# Mad River 9/25



## JeremyDavis (Jun 24, 2008)

Anyone heading over to the Mad tomorrow? I thought about heading over in the early morning to the rte 36 bridge. The stretch just south of the bridge where the damn is, is it private property? I have heard there is a real nice hole just below the damn and I want to give it a shot and just need to know if I need to ask permission or if it is public. Thanks!


----------



## ckfowler (Jul 14, 2008)

Tomorrow is the 24th on my calendar and I have a 9:00 meeting. Thu the 25th, I might be able to come in late and get a couple hours from sunrise.

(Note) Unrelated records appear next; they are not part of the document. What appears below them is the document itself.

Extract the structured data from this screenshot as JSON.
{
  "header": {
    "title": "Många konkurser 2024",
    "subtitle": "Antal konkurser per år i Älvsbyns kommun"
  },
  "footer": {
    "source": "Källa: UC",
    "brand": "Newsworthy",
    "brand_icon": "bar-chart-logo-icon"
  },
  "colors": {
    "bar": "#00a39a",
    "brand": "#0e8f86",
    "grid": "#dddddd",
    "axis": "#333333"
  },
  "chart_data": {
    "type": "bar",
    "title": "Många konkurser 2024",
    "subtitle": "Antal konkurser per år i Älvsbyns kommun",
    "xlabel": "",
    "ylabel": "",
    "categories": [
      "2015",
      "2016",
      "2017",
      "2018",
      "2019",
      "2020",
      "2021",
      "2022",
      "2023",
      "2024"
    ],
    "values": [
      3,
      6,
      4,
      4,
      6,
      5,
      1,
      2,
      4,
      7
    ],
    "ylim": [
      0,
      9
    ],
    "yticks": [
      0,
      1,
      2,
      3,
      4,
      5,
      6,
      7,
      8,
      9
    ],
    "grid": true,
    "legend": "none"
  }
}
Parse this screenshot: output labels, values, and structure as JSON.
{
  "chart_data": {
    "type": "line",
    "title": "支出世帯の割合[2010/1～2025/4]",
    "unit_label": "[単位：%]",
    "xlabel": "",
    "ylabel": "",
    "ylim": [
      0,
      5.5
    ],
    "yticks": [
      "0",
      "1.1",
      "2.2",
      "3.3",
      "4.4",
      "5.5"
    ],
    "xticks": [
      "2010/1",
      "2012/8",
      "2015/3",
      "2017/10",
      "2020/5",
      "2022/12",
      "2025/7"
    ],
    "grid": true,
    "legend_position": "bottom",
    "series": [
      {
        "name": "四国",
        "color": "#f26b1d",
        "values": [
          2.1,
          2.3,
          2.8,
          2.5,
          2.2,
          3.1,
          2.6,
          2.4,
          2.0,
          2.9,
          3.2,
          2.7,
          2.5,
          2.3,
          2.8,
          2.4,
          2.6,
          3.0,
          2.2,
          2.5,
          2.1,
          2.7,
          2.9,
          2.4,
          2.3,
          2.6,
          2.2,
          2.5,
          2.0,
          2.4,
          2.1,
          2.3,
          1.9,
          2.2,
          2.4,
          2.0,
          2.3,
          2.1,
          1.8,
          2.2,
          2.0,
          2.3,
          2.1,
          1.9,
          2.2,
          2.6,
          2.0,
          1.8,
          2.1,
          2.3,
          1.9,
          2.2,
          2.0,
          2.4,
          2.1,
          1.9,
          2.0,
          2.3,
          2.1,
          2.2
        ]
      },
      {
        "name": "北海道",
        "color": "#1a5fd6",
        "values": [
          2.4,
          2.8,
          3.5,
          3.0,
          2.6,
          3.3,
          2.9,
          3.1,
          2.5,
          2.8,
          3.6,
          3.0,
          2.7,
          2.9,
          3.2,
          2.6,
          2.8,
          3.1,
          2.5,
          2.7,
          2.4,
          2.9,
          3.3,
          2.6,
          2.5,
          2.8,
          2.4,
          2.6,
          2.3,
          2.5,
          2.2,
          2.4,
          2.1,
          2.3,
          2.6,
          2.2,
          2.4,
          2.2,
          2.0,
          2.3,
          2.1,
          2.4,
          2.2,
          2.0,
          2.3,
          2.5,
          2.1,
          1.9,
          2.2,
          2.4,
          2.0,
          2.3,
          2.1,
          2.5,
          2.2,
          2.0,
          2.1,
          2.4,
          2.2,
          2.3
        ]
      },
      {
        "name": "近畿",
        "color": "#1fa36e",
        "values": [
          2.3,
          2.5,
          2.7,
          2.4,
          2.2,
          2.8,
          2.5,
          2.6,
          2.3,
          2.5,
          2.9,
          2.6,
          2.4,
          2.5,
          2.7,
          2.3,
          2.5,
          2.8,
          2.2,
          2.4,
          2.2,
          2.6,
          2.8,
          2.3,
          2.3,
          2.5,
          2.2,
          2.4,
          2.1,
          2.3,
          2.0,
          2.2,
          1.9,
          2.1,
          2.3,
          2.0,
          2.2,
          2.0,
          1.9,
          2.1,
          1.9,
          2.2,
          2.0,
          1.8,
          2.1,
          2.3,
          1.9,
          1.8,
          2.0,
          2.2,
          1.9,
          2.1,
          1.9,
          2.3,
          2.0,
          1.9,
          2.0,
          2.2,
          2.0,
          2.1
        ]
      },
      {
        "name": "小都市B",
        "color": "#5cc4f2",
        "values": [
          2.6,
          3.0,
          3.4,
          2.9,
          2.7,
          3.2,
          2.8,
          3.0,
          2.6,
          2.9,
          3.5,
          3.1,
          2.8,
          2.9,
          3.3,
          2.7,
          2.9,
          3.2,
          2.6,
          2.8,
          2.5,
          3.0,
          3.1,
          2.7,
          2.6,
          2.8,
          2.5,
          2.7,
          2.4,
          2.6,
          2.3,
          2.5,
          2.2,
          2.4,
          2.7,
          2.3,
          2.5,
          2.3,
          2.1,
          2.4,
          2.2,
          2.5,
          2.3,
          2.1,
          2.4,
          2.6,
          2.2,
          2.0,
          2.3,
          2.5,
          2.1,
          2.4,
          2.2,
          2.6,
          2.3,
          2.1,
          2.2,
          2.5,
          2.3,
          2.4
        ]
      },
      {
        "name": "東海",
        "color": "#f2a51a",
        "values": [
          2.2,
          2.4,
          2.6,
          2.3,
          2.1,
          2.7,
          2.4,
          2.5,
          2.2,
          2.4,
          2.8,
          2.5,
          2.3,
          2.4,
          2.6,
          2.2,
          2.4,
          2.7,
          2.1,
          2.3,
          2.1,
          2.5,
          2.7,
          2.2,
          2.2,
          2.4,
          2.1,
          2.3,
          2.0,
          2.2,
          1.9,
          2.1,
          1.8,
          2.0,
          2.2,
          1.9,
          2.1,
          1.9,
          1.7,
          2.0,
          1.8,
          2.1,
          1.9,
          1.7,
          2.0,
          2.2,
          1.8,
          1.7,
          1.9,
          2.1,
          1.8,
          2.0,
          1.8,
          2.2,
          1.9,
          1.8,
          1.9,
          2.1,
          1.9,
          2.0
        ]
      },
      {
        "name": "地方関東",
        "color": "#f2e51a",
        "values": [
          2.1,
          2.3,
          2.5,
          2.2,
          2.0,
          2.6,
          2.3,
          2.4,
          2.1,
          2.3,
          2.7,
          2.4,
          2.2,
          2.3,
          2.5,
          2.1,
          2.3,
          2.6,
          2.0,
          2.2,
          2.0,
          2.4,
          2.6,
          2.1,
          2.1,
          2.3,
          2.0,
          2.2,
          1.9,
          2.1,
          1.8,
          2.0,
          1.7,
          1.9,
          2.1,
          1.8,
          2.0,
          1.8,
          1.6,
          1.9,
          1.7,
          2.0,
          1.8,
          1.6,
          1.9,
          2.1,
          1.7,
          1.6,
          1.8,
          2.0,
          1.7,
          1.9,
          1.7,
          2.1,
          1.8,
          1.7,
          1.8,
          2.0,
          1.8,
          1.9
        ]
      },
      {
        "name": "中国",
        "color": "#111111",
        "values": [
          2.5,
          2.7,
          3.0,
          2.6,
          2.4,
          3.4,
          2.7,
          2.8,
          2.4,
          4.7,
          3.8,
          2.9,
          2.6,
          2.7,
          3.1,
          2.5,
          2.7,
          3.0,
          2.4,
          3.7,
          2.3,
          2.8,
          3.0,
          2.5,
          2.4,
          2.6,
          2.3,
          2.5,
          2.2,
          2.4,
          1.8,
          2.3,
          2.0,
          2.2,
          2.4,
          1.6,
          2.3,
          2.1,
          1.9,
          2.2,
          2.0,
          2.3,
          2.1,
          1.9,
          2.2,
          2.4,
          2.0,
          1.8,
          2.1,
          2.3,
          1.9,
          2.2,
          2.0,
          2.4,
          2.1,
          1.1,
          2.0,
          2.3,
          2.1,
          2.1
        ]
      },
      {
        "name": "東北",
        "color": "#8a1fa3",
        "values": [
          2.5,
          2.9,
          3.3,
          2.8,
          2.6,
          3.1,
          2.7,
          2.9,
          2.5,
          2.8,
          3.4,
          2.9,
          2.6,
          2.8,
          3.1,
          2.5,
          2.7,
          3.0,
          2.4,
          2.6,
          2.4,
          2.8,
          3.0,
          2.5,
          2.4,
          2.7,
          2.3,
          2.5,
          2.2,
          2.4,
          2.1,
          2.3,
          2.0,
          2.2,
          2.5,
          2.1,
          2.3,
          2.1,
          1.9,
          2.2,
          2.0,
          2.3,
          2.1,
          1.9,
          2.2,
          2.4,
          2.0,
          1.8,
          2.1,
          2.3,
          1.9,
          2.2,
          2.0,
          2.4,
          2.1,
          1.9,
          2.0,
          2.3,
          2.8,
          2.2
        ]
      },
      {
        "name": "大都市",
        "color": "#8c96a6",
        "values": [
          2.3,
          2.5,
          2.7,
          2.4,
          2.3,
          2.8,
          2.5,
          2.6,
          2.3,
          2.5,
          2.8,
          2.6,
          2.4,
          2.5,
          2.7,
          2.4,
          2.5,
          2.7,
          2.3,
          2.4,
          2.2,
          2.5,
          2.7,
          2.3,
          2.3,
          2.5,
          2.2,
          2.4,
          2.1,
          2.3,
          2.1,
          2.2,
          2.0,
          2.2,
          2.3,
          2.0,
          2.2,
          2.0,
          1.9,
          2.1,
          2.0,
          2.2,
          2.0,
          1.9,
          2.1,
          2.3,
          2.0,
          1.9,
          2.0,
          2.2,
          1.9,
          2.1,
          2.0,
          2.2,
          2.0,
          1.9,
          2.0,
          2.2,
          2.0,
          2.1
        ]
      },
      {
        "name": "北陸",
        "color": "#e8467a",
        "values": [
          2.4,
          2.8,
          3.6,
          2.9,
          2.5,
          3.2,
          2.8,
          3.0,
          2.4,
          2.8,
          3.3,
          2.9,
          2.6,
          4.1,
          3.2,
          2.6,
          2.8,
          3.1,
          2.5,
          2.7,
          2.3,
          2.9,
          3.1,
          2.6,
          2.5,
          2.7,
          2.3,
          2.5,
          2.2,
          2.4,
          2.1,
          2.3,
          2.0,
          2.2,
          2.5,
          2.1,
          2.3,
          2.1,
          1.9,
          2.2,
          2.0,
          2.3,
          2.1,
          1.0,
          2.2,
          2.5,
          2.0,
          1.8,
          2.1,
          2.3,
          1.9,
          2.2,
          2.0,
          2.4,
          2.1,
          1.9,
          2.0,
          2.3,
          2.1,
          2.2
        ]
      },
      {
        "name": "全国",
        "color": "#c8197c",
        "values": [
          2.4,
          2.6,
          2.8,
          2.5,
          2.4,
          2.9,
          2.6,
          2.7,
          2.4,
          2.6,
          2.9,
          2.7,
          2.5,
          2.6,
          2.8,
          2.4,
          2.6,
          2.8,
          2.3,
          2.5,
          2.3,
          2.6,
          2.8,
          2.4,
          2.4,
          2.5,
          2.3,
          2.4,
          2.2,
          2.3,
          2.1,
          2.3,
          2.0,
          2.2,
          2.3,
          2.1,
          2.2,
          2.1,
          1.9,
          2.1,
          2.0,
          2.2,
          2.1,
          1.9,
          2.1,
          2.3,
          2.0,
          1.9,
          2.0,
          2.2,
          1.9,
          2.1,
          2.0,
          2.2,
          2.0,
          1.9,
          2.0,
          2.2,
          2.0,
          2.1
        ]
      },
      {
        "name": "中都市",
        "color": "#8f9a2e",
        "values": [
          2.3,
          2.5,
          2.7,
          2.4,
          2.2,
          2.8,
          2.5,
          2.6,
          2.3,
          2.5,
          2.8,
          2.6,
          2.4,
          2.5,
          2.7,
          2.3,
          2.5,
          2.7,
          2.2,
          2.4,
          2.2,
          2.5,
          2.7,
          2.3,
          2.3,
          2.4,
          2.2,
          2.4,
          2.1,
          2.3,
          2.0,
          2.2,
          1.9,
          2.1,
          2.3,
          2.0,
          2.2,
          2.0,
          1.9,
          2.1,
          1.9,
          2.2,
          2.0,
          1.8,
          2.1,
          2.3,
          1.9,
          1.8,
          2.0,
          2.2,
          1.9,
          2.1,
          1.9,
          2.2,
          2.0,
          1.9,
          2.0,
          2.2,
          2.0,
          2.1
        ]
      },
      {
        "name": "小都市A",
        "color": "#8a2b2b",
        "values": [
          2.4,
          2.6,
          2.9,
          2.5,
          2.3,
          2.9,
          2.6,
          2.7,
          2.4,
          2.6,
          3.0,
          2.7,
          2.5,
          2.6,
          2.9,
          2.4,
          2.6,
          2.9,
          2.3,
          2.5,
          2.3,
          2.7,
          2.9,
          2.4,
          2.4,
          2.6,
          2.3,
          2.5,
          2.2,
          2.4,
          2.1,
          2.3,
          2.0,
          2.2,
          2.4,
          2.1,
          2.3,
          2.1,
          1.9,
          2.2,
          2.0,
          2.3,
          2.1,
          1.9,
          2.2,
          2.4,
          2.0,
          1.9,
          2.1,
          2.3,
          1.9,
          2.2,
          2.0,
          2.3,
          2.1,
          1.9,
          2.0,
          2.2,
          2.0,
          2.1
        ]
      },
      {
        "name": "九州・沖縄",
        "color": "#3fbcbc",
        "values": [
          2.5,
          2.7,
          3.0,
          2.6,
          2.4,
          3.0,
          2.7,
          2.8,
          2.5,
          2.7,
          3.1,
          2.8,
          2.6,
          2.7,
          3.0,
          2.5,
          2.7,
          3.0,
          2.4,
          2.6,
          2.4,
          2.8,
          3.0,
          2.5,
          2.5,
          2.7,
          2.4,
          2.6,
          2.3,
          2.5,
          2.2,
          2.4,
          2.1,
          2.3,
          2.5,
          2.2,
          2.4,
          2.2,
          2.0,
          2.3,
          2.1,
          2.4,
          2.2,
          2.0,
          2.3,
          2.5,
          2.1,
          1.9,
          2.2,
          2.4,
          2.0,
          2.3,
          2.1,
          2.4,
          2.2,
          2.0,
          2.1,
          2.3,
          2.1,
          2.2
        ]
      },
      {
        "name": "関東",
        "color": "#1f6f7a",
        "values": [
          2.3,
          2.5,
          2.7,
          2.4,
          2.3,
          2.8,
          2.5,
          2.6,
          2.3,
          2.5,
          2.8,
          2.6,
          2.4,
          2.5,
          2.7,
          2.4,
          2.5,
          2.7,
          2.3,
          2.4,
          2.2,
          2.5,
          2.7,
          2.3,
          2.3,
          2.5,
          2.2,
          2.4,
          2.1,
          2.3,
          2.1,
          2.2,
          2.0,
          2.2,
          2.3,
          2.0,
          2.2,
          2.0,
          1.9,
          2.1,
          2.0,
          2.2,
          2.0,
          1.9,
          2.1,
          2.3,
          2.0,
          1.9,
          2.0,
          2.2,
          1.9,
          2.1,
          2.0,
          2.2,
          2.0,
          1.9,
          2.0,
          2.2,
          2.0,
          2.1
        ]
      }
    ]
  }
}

The property at 36 down to the RR bridge is a public accessible easement. I have had luck right below the 36 bridge and all the way down by the RR bridge but only rushed through the rest pushed by an incoming storm. Looked to be a couple decent spots though.


----------



## Salmonid (Apr 14, 2004)

correct, the 1900 feet from St Rt 36 south to the RR Bridge has a Public "fishing" Easement on it. It is on Private property but fishing is ok, all other activities are prohibited, ( Trapping, Hunting, fires, partying etc) 
BTW, Thank the Mad Men TU Chapter and the Mad River Watershed Organization as well as the City of Urbana for this lifetime easement!

Salmonid
( former Mad Men TU President)


----------



## JeremyDavis (Jun 24, 2008)

CK, you are correct, tomorrow is the 24th. I looked at the wrong date/day on the calendar. I have to go tomorrow because I have to work Thursday.


----------



## JeremyDavis (Jun 24, 2008)

Any advice for early morning flies? I have to go in the morning unfortunately.


----------



## riverKing (Jan 26, 2007)

small caddis, bwos, griffiths gnats maybe ants, good drifts are key. if you nymphing, caddis, swinging soft hackles the norm. I like dries, fish light tippets and move slow, stand still for 5-10mins before you fish a spot, if you dont see risers move acces points. at 36 fish right below the bridge, down a hundred yards or so there are some TU habitat improvments that are good and then the rail bridge, I start at the bottom and work up, there are a few other small eddies that hold fish as well. if you dont see fish dont be afraid to move I have caught fish out of, 55, 29, county line, pimtown, 36 and lipincott on dries in the past 3 weeks, but often there are fish rising at two or three and none of the others.
goodluck


----------



## JeremyDavis (Jun 24, 2008)

I have decided that I am officially the worst fly fisherman ever. I tried everything today, caddis, ants, all sorts of different stuff and I didn't get a single strike. Hell, I didn't even see a single trout. All I saw were chubs and 2 large suckers about halfway between the 36 bridge and rr bridge. Anyone have any advice? Frustrated.


----------



## riverKing (Jan 26, 2007)

the best advice is, the mad river is a rediculously tough stream, I think they call it the mad river because it causes people to go mad, everyone gets skunked there from time to time, or even most of the time. I would try farther downriver next time if the water is this low, I have given up on fishing blind there, if there are no risers I wont cast move until you find fish, and that might be a move of miles instead of one pool to the next.


----------



## JeremyDavis (Jun 24, 2008)

River - This is going to sound like a stupid question, but do you wade to look for risers or do you walk above the river on the bank? The reason I ask is because a) the trees on either side make it difficult to walk above the river and b) the private property issue.


----------



## riverKing (Jan 26, 2007)

the first place I look is under the bridge (if its and area like 36, 55, county line) I go down without a rod and watch for a few minutes, no risers drive. I like to start from above the water and then move down at the waters edge, if they're eating emergers this can be the only way to see them, these are the fish I wait around to see, look for fins instead of splashes. if your walking from pool to pool sneak up from the base, stand in the riffle before you throw wakes over where there may be fish, wakes and shadows will spook fish before anything else. so to answer your question, I dont get out of the water once I get in it, but I spend alot of time standing still with the fly in my hand.


----------